Image: The Everett Collection
In the 1960s, talented and rising puppeteer Jim Henson was asked to create a creature to promote canned Chinese food. The towering La Choy dragon appeared in commercials for Chow Mein — "Quick cooked in dragon fire." At the end of the decade, as Henson was designing characters for a new children's television program called Sesame Street, he used the La Choy dragon costume as the basis for his main star, Big Bird.
Caroll Spinney was the man inside the Big Bird costume. He played the character from its first season in 1969 through 2018. He appeared as Big Bird on The Ed Sullivan Show in 1969. He acted as Big Bird on the game show Hollywood Squares. He soared to the big screen in the 1985 film Sesame Street Presents Follow That Bird.

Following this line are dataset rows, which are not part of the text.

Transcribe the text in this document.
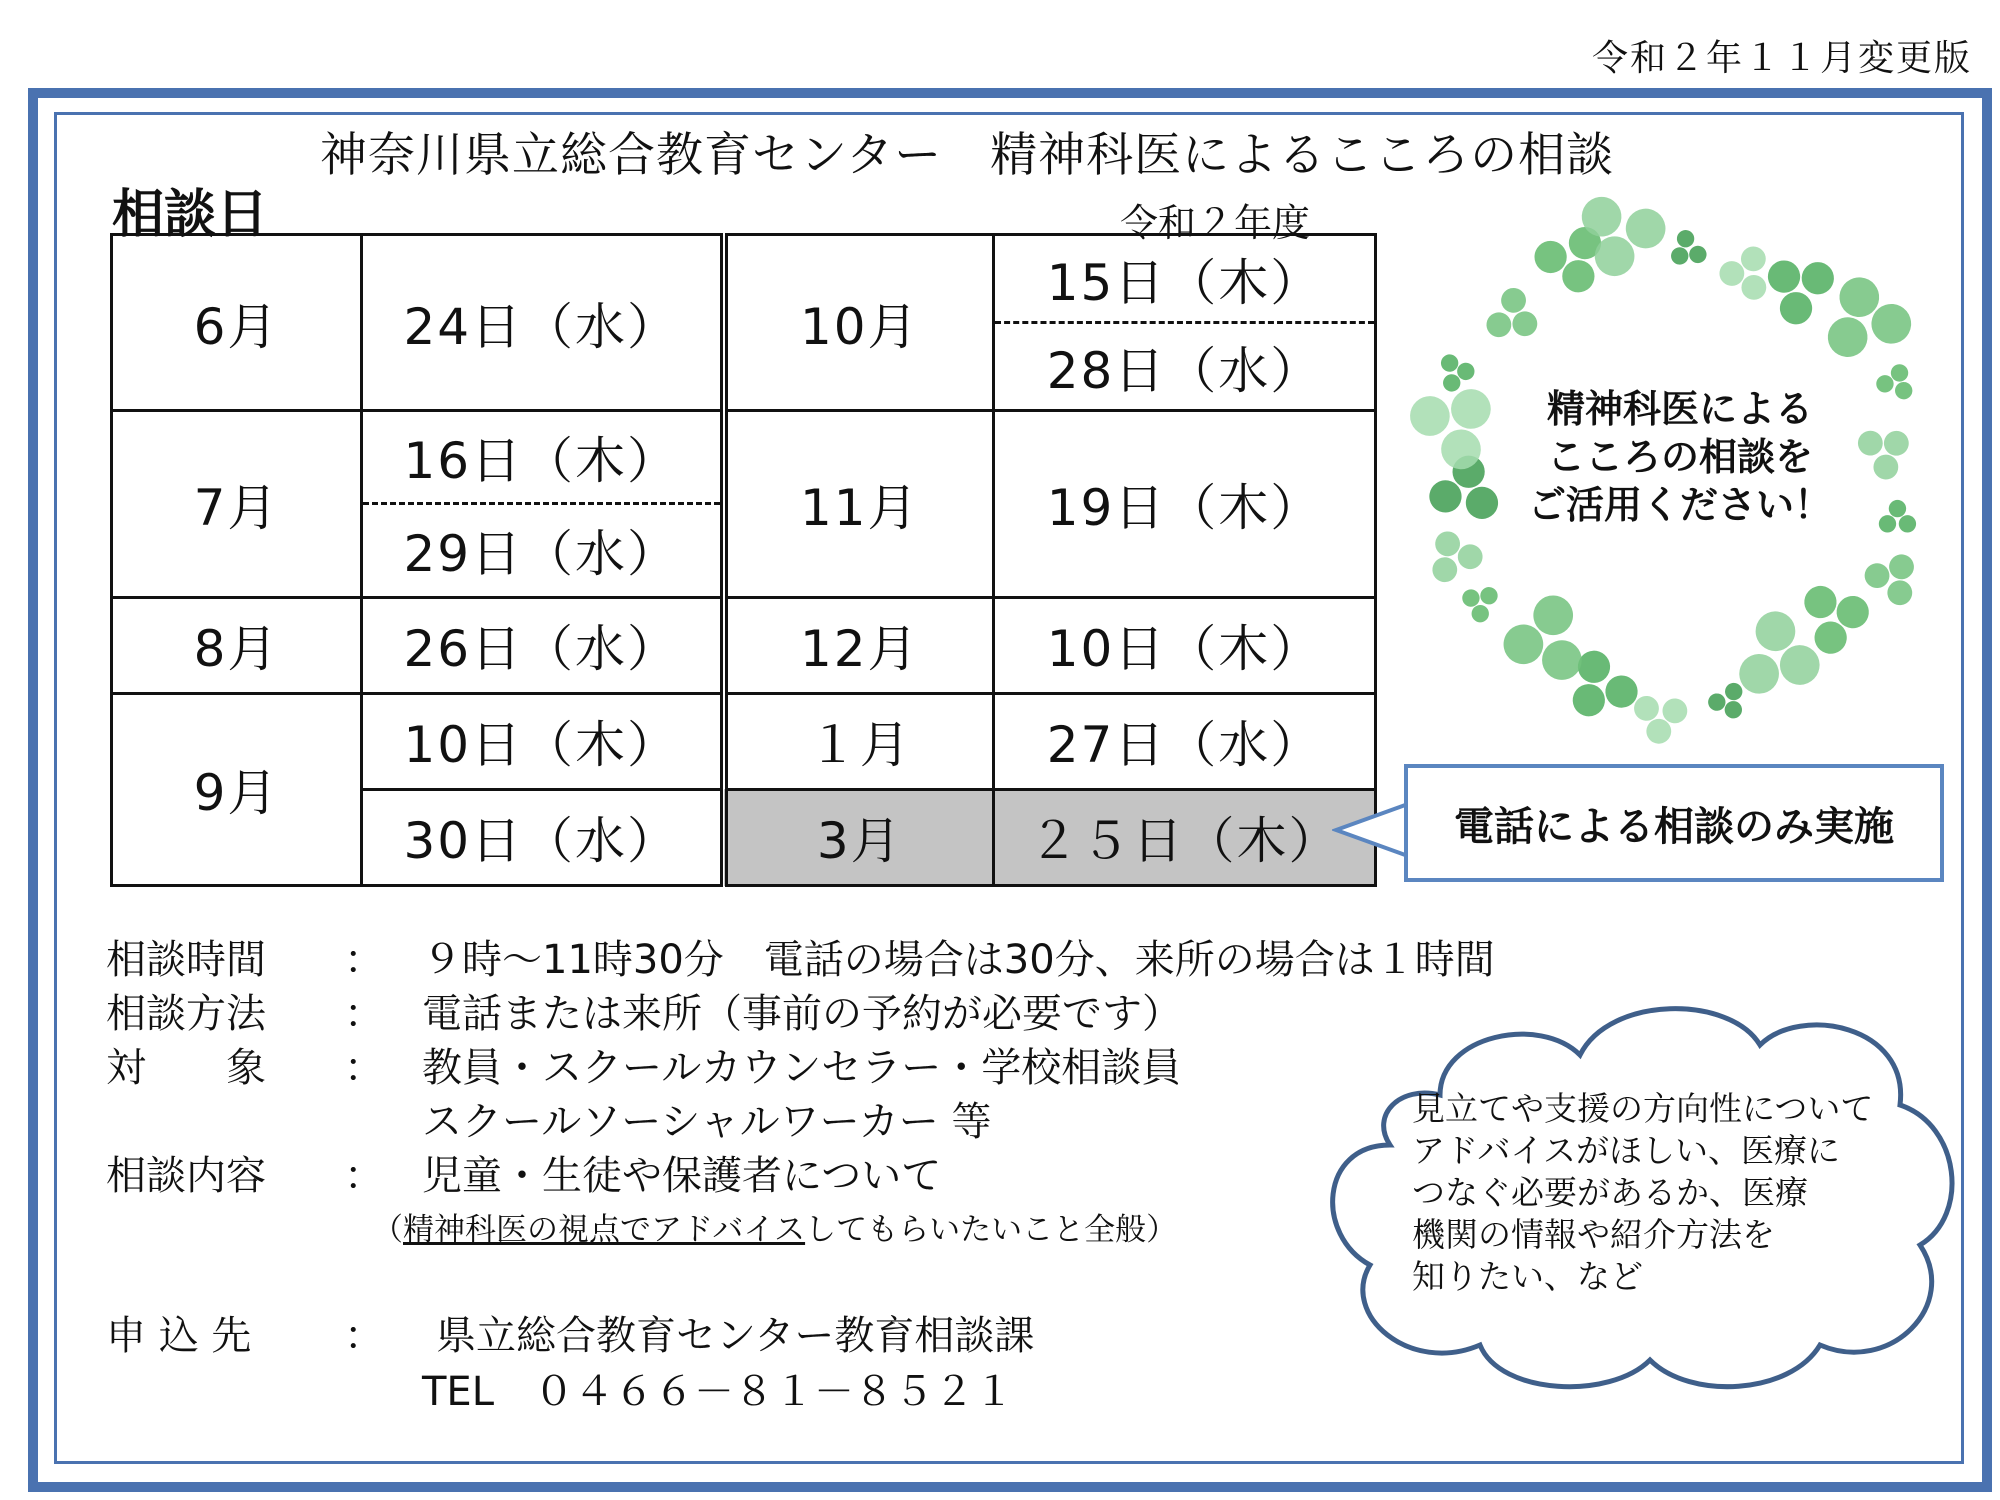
令和２年１１月変更版
神奈川県立総合教育センター　精神科医によるこころの相談
相談日	令和２年度
6月	24日（水）	10月	15日（木）
28日（水）

7月	16日（木）
29日（水）	11月	19日（木）
8月	26日（水）	12月	10日（木）
9月	10日（木）	１月	27日（水）
	30日（水）	3月	２５日（木）	電話による相談のみ実施
精神科医による
こころの相談を
ご活用ください！
相談時間 ： ９時～11時30分　電話の場合は30分、来所の場合は１時間
相談方法 ： 電話または来所（事前の予約が必要です）
対　　象 ： 教員・スクールカウンセラー・学校相談員
スクールソーシャルワーカー 等
相談内容 ： 児童・生徒や保護者について
（精神科医の視点でアドバイスしてもらいたいこと全般）
申 込 先 ： 県立総合教育センター教育相談課
TEL　０４６６－８１－８５２１
見立てや支援の方向性について
アドバイスがほしい、医療に
つなぐ必要があるか、医療
機関の情報や紹介方法を
知りたい、など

That was not his only contribution to our collective childhood memories. Spinney also performed Oscar the Grouch on Sesame Street from the very beginning, using a more traditional manual puppeteering technique.
The puppeteer had to become ambidextrous in the first season of Sesame Street. Spinney was right-handed, but due to the set up of Oscar's trash can on the curb in those early episodes, he was forced to perform the Grouch with his left hand. In subsequent seasons, the set was reconfigured to better accommodate the performer. Spinney portrayed Oscar until 2015.
His mother named him Caroll because he was born the day after Christmas. A few years later, his mom gifted him a Punch and Judy puppet theater for Christmas, sparking a love of puppeteering that would last a lifetime.
Spinney honed his craft as Goggle in The Judy and Goggle Show during the late 1950s. In the early 1960s, he appeared as various characters (Kookie the Boxing Kangaroo, Mr. Lion) on Bozo's Big Top, the Boston iteration of the popular clown show.
In 1962, Spinney met Henson at a puppeteering festival. The friendship and creative partnership would last a lifetime. Spinney won five Daytime Emmy Awards for his work on Sesame Street and earned a lifetime achievement award from the National Academy of Television Arts & Sciences in 2006. At Henson's funeral in 1990, Spinney performed as Big Bird, singing the signature Kermit the Frog song "Bein' Green."
Spinney was also responsible for working a clever M*A*S*H reference into Sesame Street, which was born from meeting Gary Burghoff on the set of Hollywood Squares.
On Sunday, December 8, Spinney passed away, according to The Hollywood Reporter. He was 85.